The task of “not working” would not have been easy for me had I not prepared for it.
A graceful exit
I started taking a note of the stuff that was dependant on me a few weeks before the holidays. I then arranged for someone else to handle anything that would need to be sorted during my absence (mostly managerial stuff like billing). I also finished the tasks I was working on and checked that the project teams I worked in knew who to contact if they needed help. Generally, I just told people that if something was burning and there was no one qualified to put the fire out to contact me by phone (no one did).
Limiting access
On the last day before leaving for my holidays I used a password generator to create a new password for Active Directory and Slack with completely random letters/numbers and I pressed enter. I could not access my laptop, my mail, slack, intranet, nothing, and that was good as I had no intention to during the next 8 or so weeks. The passwords could be reset in the office premises when required (lesson learned here: on a Mac this is not as easy a process as I thought).
Socializing
I did not aim to isolate myself from my co-workers; I did it to remove unnecessary distractions so I could spend quality time with my kids. I did attend our summer party (Gibiza!) and even spent half an evening at our Gofore Helsinki penthouse when I was having a boys night out in the area. At those events, everyone was courteous enough to not discuss work-related issues with a vacationer, and not so surprisingly, there was still a lot to talk about.
Requirements
Personally, I think that the act of actually having a holiday on your holiday is the best thing since sliced bread.
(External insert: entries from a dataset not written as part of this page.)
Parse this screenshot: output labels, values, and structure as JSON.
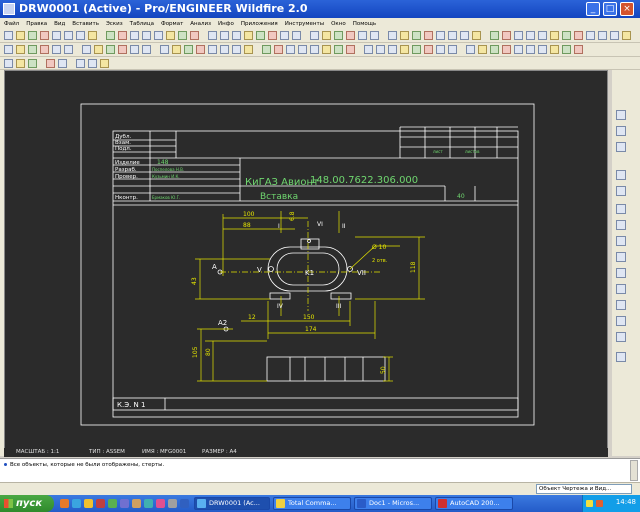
{
  "window": {
    "title": "DRW0001 (Active) - Pro/ENGINEER Wildfire 2.0"
  },
  "menu": [
    "Файл",
    "Правка",
    "Вид",
    "Вставить",
    "Эскиз",
    "Таблица",
    "Формат",
    "Анализ",
    "Инфо",
    "Приложения",
    "Инструменты",
    "Окно",
    "Помощь"
  ],
  "drawing": {
    "title_block": {
      "row_labels": [
        "Дубл.",
        "Взам.",
        "Подл.",
        "Изделие",
        "Разраб.",
        "Провер.",
        "Нконтр."
      ],
      "product": "148",
      "developer": "Поспелова Н.В.",
      "checker": "Кузьмин И.К.",
      "norm_control": "Ермаков Ю.Г.",
      "company": "КиГАЗ Авионт",
      "designation": "148.00.7622.306.000",
      "part_name": "Вставка",
      "sheet_num": "40",
      "lit_label": "лист",
      "sheets_label": "листов",
      "bottom_label": "К.Э. N 1"
    },
    "dimensions": {
      "d100": "100",
      "d88": "88",
      "d68": "6.8",
      "d10": "Ø 10",
      "d2holes": "2 отв.",
      "d118": "118",
      "d43": "43",
      "d12": "12",
      "d150": "150",
      "d174": "174",
      "d105": "105",
      "d80": "80",
      "d50": "50"
    },
    "labels": {
      "A": "A",
      "A2": "A2",
      "V": "V",
      "VII": "VII",
      "K1": "K1",
      "I": "I",
      "II": "II",
      "VI": "VI",
      "IV": "IV",
      "III": "III"
    }
  },
  "info": {
    "scale": "МАСШТАБ : 1:1",
    "type": "ТИП : ASSEM",
    "name": "ИМЯ : MFG0001",
    "size": "РАЗМЕР : A4"
  },
  "message": "Все объекты, которые не были отображены, стерты.",
  "filter": "Объект Чертежа и Вид...",
  "taskbar": {
    "start": "пуск",
    "tasks": [
      "DRW0001 (Ac...",
      "Total Comma...",
      "Doc1 - Micros...",
      "AutoCAD 200..."
    ],
    "clock": "14:48"
  },
  "colors": {
    "drawing_bg": "#2b2b2b",
    "line": "#ffffff",
    "dimension": "#e6e600",
    "text_green": "#6fd66f"
  }
}
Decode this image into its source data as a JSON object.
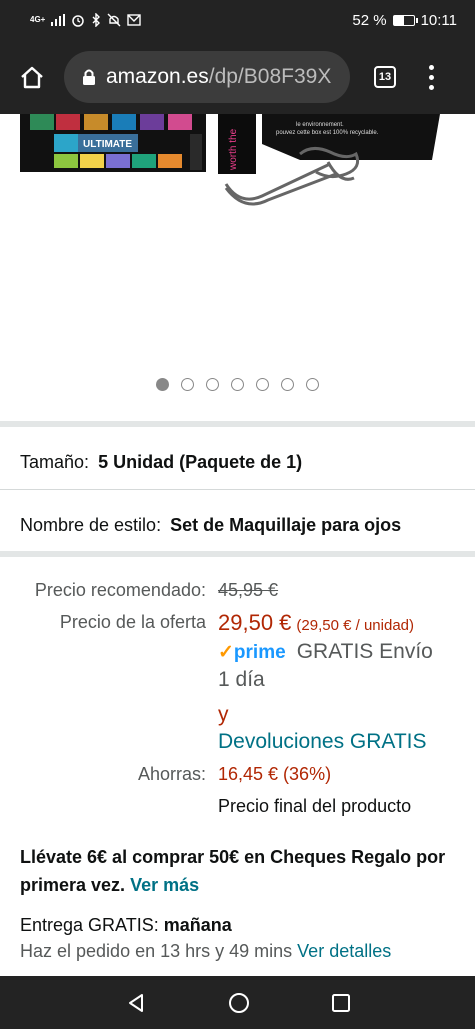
{
  "status_bar": {
    "network": "4G+",
    "battery_percent": "52 %",
    "battery_level": 0.52,
    "time": "10:11"
  },
  "browser": {
    "url_domain": "amazon.es",
    "url_path": "/dp/B08F39X",
    "tab_count": "13"
  },
  "carousel": {
    "total": 7,
    "active_index": 0
  },
  "variations": {
    "size_label": "Tamaño:",
    "size_value": "5 Unidad (Paquete de 1)",
    "style_label": "Nombre de estilo:",
    "style_value": "Set de Maquillaje para ojos"
  },
  "pricing": {
    "list_label": "Precio recomendado:",
    "list_price": "45,95 €",
    "deal_label": "Precio de la oferta",
    "deal_price": "29,50 €",
    "unit_price": "(29,50 € / unidad)",
    "prime_label": "prime",
    "free_shipping_1": "GRATIS Envío",
    "free_shipping_2": "1 día",
    "and": "y",
    "free_returns": "Devoluciones GRATIS",
    "savings_label": "Ahorras:",
    "savings_value": "16,45 € (36%)",
    "final_price_note": "Precio final del producto"
  },
  "promo": {
    "text": "Llévate 6€ al comprar 50€ en Cheques Regalo por primera vez.",
    "link": "Ver más"
  },
  "delivery": {
    "label": "Entrega GRATIS:",
    "date": "mañana",
    "countdown": "Haz el pedido en 13 hrs y 49 mins",
    "details_link": "Ver detalles"
  },
  "product_image": {
    "palette_text": "ULTIMATE",
    "mascara_text": "worth the",
    "box_text_1": "le environnement.",
    "box_text_2": "pouvez cette box est 100% recyclable."
  },
  "colors": {
    "status_bg": "#232323",
    "price_red": "#b12704",
    "link_teal": "#007185",
    "prime_blue": "#1a98ff",
    "prime_check": "#ff9900"
  }
}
But it’s not for everyone. Even if you would like to keep your distance from work, it might not be possible. The reason I was able to enjoy my holidays in peace was not because I threatened people that I would be a total dick if disturbed, but because of the strength of our organisation. Goforeans, in general, are really eager to help and as competencies overlap there is always someone else to turn to. This meant that I could relax knowing that no project or customer would have been left in distress as there would be someone who would step in and help.